Now in the twenty-first century, our concept of religion is much broader than the ten traditions of 1893. In his inauguration speech, President Obama included "non-believers" alongside Jews, Muslims, Hindus, and Christians. Our notion of religion in public discourse now includes companion categories for atheists, humanists, and others who don't necessarily fit into "religion" but still carry with them something that functions similarly. We are still forming this category of human behavior we label "religion."
I re-hash this historical and theoretical narrative to come to this point: The category "religion" is contested, changing, and negotiated moment by moment and what counts as "religion" is always inflected, determined, and authorized by the circulation of power. In short, religion is not a neutral category. It is shot through with political, economic, and cultural forces.
One example to illustrate this point. Recently in Tennessee, opponents of a proposed mosque in the town of Murfreesboro alleged that Islam was not a religion and, therefore, didn't deserve any First Amendment protections. Elsewhere in Tennessee, Lieutenant-Governor Ron Ramsey described Islam as a "cult" and not a religion during a stump speech in July. The "Islam is not a religion" rhetoric has been heating up in the past year among folks on the Right. This maneuver to push Islam out of the category "religion" is motivated by a number of factors but, in the end, it is an example of how the term "religion" is deployed to empower some and oppress others.
My point is not to disparage religion or religious communities and religious traditions.
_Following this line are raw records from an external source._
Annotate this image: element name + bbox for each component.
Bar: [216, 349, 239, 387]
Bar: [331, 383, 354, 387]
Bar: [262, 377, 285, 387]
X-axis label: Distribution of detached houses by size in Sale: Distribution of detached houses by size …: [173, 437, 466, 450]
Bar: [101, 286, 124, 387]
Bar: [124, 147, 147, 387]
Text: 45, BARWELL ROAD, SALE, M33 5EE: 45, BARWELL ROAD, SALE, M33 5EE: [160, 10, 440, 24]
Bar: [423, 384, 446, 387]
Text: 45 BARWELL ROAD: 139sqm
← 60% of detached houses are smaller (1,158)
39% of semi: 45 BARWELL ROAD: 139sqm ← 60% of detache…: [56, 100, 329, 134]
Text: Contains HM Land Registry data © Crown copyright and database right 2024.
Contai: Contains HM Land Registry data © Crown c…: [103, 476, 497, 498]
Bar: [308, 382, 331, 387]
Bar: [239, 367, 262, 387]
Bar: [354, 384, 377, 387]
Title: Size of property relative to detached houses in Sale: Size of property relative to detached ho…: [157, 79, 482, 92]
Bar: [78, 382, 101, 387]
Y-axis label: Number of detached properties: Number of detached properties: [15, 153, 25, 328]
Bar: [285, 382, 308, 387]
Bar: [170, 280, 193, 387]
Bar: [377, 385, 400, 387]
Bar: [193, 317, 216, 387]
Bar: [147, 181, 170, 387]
Things we label as religion have done a lot of great things and a lot of terrible things. My point is to make us aware of the label itself. Anytime the term "religion" is deployed in discourse it builds boundaries about what does and does not count as religion. These are not neutral boundaries. As we discuss the role of religion in a pluralistic society and a modern world we must be aware of the boundaries we are drawing and the ways power is working on and through them. Religion is always in a state of formation and we must be aware of the consequences.